Em julho de 2025, período de entressafra no Brasil, anterior à colheita das principais lavouras, as cotações internas estavam praticamente equivalentes à paridade de importação, refletindo a ampla oferta global de trigo disponível e atuando como teto para os preços domésticos.
Houve até leves quedas nos preços internos: no Paraná, por exemplo, o preço médio da saca de 60 kg de trigo foi cotado a R$ 78,63 em julho, o que representou uma desvalorização de 0,47% em relação ao mês anterior. Já no Rio Grande do Sul, a saca saiu, em média, a R$ 69,86 naquele mês, com queda de 1,09%.
Isso indica que, apesar da expectativa de menor oferta nacional, fatores externos estão pesando mais fortemente na formação de preços atualmente. No mercado internacional, a safra abundante no Hemisfério Norte e a melhora das condições climáticas em importantes países produtores (como os Estados Unidos) vêm puxando os preços para baixo.
Em julho, o trigo americano no Golfo (referência FOB) esteve cotado na casa de US$ 230 por tonelada, sofrendo uma queda de cerca de 4,9% no mês, em um movimento influenciado também pela ausência de maiores tensões comerciais no período recente. Com a colheita dos trigos russo, europeu e norte-americano em pleno andamento, a oferta global permanece confortável, o que limita qualquer tentativa de alta expressiva nas cotações internacionais no curto prazo.
Esse contexto de preços mais baixos pode ser desafiador para os triticultores brasileiros, mas também traz aspectos positivos: o trigo nacional, estando alinhado ao preço de importação, mantém sua competitividade e consegue acessar mercados externos mesmo sem subsídios, ao mesmo tempo em que proporciona matéria-prima a custos estáveis para a indústria moageira doméstica. Além disso, as sinalizações são de que os estoques de passagem no Brasil serão maiores este ano – projeta-se encerrar a safra 2024/25 com 1,46 milhão de toneladas estocadas em 31 de julho de 2025, contra 1,38 milhão no ano anterior –, o que oferece uma margem de segurança no abastecimento interno e pode amenizar movimentos bruscos de preço até a entrada da próxima safra.
Oportunidades e desafios no caminho da safra de trigo 2025
A safra de trigo 2025 será marcada por um equilíbrio entre desafios e oportunidades.
Por um lado, a redução na área plantada e alguns episódios climáticos adversos acenderam o sinal de alerta para muitos produtores, indicando a necessidade de cautela e gestão de riscos. Por outro, as expectativas de alta produtividade e a manutenção de uma demanda consistente no mercado, tanto interno quanto externo, apresentam perspectivas animadoras para o setor.
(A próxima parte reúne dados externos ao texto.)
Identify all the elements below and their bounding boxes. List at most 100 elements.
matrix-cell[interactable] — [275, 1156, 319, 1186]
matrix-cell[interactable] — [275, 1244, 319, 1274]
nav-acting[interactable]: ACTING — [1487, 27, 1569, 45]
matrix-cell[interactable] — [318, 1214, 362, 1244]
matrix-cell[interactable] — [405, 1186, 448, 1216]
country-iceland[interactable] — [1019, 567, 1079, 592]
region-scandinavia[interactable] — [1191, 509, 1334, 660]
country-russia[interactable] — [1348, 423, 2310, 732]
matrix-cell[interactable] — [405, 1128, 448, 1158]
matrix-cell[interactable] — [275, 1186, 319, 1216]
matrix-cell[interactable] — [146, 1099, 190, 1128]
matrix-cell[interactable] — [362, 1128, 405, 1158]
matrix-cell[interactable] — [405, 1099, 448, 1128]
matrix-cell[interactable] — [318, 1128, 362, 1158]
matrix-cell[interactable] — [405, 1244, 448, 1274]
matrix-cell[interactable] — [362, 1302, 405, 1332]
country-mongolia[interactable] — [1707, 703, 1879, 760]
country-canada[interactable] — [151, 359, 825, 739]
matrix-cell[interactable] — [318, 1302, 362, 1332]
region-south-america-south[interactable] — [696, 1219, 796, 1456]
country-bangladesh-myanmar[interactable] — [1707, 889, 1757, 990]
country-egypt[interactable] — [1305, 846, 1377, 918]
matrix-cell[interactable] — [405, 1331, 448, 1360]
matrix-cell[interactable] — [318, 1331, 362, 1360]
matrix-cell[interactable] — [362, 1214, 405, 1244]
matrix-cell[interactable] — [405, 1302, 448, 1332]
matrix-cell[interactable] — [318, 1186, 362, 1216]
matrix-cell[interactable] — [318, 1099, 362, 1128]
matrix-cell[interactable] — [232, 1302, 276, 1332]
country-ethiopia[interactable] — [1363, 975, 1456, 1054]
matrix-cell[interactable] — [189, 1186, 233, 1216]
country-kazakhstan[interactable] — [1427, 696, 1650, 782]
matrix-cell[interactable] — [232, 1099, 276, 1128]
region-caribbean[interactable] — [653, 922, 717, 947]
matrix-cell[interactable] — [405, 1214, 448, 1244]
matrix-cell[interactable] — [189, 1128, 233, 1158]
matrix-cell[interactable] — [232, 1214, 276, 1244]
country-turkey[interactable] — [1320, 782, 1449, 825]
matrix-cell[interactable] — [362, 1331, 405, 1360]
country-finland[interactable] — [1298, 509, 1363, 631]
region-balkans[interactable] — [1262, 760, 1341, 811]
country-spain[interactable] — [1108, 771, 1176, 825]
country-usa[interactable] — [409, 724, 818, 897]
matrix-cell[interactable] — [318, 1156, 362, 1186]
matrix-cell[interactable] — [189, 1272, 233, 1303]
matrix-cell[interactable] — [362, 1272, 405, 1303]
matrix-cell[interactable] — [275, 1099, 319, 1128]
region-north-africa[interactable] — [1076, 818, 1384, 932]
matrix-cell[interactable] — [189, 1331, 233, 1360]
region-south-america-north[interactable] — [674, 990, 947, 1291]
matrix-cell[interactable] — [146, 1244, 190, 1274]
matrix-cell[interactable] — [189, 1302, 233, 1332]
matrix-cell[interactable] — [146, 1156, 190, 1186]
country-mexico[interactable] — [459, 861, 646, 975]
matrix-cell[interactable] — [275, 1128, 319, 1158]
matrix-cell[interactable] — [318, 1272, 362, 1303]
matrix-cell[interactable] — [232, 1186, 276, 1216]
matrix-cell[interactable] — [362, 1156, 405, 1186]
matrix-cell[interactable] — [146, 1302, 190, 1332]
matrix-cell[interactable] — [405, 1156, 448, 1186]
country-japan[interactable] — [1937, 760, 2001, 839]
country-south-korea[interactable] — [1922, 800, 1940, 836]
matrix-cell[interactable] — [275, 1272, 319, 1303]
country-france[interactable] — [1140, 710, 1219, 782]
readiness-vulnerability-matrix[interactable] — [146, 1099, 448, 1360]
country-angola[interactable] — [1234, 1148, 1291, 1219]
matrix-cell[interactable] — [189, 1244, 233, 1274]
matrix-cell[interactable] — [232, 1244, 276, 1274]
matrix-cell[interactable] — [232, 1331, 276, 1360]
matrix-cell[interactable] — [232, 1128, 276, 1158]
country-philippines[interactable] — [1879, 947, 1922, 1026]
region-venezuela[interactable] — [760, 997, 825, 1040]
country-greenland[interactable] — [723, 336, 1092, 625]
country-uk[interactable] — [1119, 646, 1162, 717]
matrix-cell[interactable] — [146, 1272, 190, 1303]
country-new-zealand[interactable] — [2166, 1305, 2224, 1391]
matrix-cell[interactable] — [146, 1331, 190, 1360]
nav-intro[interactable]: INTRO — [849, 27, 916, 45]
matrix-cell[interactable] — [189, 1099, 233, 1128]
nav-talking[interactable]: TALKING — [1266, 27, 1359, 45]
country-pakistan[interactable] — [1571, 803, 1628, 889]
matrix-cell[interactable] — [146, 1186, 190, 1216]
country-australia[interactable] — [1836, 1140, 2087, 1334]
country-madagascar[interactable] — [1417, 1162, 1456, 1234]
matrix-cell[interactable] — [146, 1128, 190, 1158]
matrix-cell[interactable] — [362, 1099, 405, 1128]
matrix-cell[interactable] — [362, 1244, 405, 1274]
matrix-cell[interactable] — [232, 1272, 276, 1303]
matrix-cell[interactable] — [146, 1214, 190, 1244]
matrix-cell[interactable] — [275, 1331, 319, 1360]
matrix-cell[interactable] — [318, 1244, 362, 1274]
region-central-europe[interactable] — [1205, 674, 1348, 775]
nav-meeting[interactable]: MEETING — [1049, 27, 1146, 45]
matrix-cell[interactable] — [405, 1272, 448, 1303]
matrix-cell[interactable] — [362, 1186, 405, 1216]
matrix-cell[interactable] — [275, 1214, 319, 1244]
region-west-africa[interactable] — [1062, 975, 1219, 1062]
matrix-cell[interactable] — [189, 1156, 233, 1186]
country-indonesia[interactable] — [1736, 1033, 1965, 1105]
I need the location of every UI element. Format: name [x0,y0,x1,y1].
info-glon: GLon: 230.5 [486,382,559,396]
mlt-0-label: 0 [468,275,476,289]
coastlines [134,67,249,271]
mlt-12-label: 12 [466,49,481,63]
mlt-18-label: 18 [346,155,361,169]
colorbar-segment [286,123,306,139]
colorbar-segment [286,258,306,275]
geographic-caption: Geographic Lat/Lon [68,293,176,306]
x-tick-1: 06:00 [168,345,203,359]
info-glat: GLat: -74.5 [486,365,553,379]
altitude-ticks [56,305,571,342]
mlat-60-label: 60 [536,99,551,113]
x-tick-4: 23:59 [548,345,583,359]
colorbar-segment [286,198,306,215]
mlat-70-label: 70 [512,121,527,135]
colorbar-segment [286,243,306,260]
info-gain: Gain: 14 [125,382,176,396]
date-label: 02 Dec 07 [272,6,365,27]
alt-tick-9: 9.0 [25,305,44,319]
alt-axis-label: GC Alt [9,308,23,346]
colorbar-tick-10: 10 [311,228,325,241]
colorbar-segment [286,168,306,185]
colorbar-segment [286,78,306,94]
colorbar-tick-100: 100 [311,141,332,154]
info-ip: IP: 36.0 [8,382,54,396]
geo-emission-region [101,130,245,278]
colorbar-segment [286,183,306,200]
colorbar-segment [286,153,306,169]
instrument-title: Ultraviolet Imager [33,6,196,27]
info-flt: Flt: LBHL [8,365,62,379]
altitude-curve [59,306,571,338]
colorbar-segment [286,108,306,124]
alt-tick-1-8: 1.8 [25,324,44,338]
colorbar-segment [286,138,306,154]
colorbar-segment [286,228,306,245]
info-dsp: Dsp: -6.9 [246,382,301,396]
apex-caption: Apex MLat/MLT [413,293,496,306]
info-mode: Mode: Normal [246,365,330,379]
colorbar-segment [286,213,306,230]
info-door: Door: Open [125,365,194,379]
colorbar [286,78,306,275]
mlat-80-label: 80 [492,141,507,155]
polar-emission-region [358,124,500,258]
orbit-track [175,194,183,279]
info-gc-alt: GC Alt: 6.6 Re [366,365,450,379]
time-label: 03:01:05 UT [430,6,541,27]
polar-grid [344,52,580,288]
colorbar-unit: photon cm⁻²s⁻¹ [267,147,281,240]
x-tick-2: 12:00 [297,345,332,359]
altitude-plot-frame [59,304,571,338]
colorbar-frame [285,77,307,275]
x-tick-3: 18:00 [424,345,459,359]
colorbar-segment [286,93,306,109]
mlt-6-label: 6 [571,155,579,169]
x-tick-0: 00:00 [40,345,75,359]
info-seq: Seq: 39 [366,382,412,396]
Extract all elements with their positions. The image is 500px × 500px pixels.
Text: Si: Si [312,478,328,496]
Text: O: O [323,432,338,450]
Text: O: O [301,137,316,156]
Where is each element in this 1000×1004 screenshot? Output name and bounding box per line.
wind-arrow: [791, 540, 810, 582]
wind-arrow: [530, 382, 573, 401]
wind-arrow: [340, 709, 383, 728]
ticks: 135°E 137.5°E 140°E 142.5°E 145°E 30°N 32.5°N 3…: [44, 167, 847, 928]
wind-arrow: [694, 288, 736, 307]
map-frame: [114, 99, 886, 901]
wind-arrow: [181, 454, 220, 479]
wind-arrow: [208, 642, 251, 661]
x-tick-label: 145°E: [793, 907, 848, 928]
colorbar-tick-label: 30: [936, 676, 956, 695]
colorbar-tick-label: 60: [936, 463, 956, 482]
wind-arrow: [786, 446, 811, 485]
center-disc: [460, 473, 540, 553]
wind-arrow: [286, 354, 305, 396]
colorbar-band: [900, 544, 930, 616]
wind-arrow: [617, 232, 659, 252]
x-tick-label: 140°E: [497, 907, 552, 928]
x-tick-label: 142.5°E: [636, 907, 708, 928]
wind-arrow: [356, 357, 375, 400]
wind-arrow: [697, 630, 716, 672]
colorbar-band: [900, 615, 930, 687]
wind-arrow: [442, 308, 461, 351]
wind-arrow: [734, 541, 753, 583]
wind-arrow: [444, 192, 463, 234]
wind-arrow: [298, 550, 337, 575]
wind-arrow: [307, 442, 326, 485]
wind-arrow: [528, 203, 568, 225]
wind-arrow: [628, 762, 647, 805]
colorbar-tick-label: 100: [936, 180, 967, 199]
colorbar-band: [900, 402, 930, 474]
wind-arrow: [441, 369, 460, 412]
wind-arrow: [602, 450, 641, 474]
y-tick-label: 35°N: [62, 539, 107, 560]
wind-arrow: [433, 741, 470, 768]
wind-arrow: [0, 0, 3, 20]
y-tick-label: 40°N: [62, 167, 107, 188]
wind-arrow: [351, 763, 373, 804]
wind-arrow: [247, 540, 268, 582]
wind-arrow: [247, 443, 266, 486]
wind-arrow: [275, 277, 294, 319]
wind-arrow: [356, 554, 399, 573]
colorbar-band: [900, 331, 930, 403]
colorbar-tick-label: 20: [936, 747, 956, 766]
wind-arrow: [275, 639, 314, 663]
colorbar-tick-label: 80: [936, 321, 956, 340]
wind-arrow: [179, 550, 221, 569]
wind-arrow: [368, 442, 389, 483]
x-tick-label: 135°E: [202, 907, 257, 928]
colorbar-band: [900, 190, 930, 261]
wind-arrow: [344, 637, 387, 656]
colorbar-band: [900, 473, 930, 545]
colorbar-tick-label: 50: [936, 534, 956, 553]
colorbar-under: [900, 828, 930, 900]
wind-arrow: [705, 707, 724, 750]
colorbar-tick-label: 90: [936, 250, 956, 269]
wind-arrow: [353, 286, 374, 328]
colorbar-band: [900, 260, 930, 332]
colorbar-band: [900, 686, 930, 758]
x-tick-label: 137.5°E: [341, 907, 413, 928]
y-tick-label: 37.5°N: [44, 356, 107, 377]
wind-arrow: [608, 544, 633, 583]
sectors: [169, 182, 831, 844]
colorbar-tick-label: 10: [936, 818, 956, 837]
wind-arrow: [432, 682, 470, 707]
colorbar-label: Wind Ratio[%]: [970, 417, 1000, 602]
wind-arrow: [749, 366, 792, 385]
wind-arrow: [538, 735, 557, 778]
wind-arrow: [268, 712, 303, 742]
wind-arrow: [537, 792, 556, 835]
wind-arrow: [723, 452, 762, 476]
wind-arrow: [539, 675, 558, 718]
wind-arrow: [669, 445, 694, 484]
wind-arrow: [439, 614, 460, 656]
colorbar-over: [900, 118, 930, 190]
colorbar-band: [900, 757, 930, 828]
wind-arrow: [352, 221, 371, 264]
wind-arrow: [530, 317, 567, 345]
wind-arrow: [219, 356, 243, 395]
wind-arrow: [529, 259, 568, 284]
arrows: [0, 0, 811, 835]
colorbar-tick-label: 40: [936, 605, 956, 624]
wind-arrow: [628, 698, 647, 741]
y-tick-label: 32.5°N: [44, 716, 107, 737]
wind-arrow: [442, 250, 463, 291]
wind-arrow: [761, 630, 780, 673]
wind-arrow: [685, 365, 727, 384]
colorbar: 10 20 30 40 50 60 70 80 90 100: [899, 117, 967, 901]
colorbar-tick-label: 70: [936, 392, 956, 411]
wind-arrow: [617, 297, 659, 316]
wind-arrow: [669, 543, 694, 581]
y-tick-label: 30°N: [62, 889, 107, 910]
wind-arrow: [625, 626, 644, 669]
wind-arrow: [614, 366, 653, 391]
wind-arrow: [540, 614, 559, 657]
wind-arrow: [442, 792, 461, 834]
Os produtores que souberem aproveitar as melhores tecnologias e os métodos de manejo mais eficientes estarão em uma posição favorável para alcançar boas margens de lucro, mesmo em um ano de menor área semeada. Além disso, a qualidade do trigo brasileiro continua a melhorar, abrindo espaço para novos mercados e prêmios que recompensam o grão nacional bem posicionado em termos de qualidade panificável.
Portanto, o setor de trigo no Brasil, embora afetado por um cenário de área reduzida e preços internacionais momentaneamente pressionados, mantém boas perspectivas de crescimento e sucesso. A chave será a contínua adaptação dos produtores às exigências do clima e do mercado global, seja ajustando o planejamento de plantio, investindo em cultivares mais adequadas, ou buscando eficiência para reduzir custos de produção.
O ano de 2025 pode ser desafiador em certos aspectos, mas também será repleto de oportunidades para aqueles que se anteciparem às mudanças e aproveitarem as condições favoráveis de produtividade e mercado quando elas surgirem.